White House slams critics as Jobs Council wraps up
The White House on Thursday dismissed criticism of President Barack Obama's Jobs Council as "ridiculous" as the advisory body wrapped up to scorn from Republicans in Congress.
The panel of outside executives was convened by Obama in 2011 and its two-year charter expired Thursday and will not be extended, though officials said they would reach out to the business community in a different way.
Republicans accused Obama of ignoring the Council and noted that with the US unemployment rate still at 7.8 percent, it could hardly be deemed a success.
But the White House said the group had provided "very helpful" ideas, a number of which had been acted upon by the administration, and blamed Republicans for blocking Obama's job creation plans.
"When we hear, you know, some of the somewhat ridiculous criticisms about this, they come from people who have on Capitol Hill, who have consistently opposed every growth initiative and job creation initiative the president has put forward," Obama spokesman Jay Carney said.
"The work of the job council was very valuable. While the president didn't agree with all of its recommendations, he agreed with many of them and acted on a number of them."
Mitch McConnell, the top Republican in the US Senate seized on the sunset of the Jobs Council to make a broader critique of Obama's economic strategy.
"One thing the President could have done instead of wasting so much time blaming others would have been to convene the Jobs Council he created amidst so much fanfare," McConnell said.
"He hasn't done that for more than a year. In fact, from what I understand, the council is expected to disband today after having met only four times since 2011."
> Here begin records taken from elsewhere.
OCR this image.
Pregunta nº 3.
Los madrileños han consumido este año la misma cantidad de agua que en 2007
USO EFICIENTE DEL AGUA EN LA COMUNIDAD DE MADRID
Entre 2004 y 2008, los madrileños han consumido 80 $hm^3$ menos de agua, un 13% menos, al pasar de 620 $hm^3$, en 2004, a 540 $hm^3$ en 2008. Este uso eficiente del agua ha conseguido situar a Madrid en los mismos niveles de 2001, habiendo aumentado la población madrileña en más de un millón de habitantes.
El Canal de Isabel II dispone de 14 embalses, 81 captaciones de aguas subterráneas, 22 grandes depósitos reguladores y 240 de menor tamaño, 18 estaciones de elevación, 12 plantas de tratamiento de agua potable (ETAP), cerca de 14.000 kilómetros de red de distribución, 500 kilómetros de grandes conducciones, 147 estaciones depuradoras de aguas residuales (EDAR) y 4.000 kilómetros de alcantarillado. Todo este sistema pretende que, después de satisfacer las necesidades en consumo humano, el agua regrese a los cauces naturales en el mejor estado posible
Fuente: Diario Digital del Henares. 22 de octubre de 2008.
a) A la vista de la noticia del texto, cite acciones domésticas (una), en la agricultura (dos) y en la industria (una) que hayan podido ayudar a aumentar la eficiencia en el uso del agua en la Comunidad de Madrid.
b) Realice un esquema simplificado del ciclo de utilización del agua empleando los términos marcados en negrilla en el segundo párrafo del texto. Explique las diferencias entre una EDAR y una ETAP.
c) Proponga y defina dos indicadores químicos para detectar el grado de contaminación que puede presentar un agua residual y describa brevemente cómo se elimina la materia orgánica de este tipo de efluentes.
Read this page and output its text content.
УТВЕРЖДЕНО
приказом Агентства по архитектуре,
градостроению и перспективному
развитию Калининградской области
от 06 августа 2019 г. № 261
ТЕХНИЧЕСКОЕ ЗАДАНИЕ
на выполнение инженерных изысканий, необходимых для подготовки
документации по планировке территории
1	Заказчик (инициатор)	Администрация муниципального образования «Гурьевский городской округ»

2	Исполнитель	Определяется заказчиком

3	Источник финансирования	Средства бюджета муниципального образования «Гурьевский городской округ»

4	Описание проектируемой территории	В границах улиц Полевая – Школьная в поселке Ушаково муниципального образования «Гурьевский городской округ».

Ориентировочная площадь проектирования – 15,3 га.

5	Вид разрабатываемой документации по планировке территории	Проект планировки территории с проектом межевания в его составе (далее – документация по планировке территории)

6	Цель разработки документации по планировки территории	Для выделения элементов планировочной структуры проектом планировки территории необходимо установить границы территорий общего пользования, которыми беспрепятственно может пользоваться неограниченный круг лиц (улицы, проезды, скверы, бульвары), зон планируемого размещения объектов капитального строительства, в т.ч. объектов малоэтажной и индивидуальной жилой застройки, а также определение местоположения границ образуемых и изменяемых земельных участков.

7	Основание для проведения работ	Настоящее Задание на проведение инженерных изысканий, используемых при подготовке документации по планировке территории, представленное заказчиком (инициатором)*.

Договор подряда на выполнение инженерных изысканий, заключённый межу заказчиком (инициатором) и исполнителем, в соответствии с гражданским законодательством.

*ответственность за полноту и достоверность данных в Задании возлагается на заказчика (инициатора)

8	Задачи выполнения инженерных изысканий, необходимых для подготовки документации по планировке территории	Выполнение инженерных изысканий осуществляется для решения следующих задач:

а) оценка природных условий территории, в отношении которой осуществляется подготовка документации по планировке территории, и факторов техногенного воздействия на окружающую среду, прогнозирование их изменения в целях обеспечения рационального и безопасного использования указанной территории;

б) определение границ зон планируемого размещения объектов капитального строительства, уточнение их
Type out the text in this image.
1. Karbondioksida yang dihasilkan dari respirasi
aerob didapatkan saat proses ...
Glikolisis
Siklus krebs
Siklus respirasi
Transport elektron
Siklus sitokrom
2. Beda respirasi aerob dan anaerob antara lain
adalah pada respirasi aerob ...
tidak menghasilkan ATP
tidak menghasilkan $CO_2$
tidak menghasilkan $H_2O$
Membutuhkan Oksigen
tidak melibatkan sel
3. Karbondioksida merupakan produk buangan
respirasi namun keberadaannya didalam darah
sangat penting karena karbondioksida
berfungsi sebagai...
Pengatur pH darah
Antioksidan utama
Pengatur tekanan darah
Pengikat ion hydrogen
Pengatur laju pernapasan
Brendan Buck, a spokesman for Republican House of Representatives speaker John Boehner, also piled on.
"To understand the abysmal nature of our economic recovery, look no further than the president's disinterest in learning lessons from actual job creators," Buck said.
"Whether ignoring the group or rejecting its recommendations, the president treated his Jobs Council as more of a nuisance than a vehicle to spur job creation."
Carney rebuked reporters when they questioned why the Council, which included such luminaries as General Electric chief Jeffrey Immelt, had only met four times, saying they were mistaking meetings for progress.
He added that the Council had suggested ideas including Obama's plan to create jobs by retrofitting government and commercial buildings to become more energy efficient.
With the Job's Council's demise, the White House will begin an expanded effort to work with the business community on issues including promoting new skills for workers and on entrepreneurship and small businesses.